Eric Nepomuceno
Hay
una imagen que es muy significativa de lo que pasa en Brasil. El pasado
jueves, al asumir formalmente un nuevo periodo de cuatro años en la
presidencia de la mayor economía latinoamericana y una de las mayores
del mundo, Dilma Rousseff fue protocolarmente recibida por el
presidente del Senado y del Congreso, Renan Calheiros. También tenía a
su lado a Henrique Alves, presidente de la Cámara de Diputados, ambos
del Partido del Movimiento Democrático Brasileño (PMDB), principal
aliado del Partido del Trabajo (PT) en el gobierno. Y ambos acusados de
corrupción.
Nada más simbólico que una presidenta asumiendo un nuevo mandato
rodeada por políticos que, en lugar de mostrar una hoja de buenos
servicios prestados al país, parecen ostentar un prontuario criminal
como currículum, porque los dos tienen vastos antecedentes, y no
precisamente honrosos, a lo largo de sus carreras.

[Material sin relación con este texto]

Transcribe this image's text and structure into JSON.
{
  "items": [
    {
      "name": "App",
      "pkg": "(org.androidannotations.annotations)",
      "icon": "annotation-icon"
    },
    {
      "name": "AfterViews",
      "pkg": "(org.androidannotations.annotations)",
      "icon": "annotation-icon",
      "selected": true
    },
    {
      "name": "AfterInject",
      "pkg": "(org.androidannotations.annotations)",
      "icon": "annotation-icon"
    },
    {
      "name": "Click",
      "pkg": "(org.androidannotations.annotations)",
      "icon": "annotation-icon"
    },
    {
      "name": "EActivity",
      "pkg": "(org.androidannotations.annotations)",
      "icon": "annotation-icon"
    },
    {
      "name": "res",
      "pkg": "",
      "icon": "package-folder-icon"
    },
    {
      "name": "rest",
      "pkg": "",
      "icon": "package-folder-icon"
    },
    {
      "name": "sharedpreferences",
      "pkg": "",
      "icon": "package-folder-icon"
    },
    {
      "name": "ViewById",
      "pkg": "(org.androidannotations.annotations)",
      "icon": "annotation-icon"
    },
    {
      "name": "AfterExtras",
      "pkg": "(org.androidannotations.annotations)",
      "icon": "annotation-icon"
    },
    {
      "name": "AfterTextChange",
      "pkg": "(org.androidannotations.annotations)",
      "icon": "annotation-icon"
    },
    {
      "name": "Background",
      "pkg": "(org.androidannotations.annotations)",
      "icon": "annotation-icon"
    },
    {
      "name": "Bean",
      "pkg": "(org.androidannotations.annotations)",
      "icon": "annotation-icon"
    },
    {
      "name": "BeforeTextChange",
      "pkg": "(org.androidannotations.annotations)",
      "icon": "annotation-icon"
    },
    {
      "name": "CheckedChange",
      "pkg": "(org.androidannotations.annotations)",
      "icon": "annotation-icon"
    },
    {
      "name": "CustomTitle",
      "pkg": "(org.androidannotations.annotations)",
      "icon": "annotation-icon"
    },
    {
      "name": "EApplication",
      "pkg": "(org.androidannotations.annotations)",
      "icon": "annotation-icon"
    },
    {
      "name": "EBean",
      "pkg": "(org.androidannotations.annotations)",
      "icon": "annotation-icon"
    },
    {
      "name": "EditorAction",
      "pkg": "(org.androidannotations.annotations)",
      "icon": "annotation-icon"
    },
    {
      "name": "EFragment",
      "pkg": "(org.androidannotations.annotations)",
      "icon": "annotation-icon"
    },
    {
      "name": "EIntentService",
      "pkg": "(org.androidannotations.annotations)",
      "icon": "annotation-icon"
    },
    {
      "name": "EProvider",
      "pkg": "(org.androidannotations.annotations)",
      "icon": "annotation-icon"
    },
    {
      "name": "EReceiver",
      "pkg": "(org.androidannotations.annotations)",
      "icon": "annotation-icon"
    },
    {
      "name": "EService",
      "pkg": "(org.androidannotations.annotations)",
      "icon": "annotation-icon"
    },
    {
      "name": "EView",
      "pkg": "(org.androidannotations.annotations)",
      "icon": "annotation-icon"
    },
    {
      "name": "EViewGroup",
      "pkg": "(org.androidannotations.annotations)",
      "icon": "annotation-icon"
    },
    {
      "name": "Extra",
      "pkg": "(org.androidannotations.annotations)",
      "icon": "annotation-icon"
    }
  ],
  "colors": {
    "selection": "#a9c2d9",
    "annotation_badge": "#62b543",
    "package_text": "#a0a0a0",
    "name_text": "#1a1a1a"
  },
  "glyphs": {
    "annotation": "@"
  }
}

En el último día de 2014 Dilma por fin anunció los 14 nombres que
faltaban para completar su ministerio de exuberantes 39 carteras.
Nombró a un experimentado y respetado embajador, Mauro Vieira, para
Relaciones Exteriores, y confirmó a otros 13 que ya integraban su
gobierno. A excepción de Mauro Vieira y de otros dos o tres
integrantes, el gabinete de Dilma es un desfile de mediocridades. Y
eso, para no mencionar algunos nombramientos que desafían cualquier
análisis.
Por ejemplo: la cartera de deportes fue entregada a George Hilton,
que sería absolutamente desconocido de no haber sido atrapado hace
algunos años cargando, en efectivo, alrededor de 250 mil dólares. Se
sospechó de dinero ilegal para campaña electoral. Hilton, autonombrado
pastorde una de esas sectas evangélicas electrónicas que se multiplican como conejos en Brasil, aseguró que se trataba de
donaciones de fieles. El dinero fue confiscado, él fue liberado y ahora se convirtió en ministro. Que no se pregunte qué vínculos tiene el abnegado transportador de donaciones con los temas de su nuevo empleo.
Otro desafío: Aldo Rabelo, que cuando fue parlamentario defendió,
entre otras medidas inútiles, que se prohibiera el uso de palabras
extranjeras en el país (para él decir shopping center es un
pecado capital), ocupará el Ministerio de Ciencia y Tecnología, un
sector que necesita fuerte respaldo en Brasil. Aparte del manejo de un
celular, no se conoce ninguna otra cercanía de Rabelo con la
tecnología. Y de ciencia, mejor no preguntar.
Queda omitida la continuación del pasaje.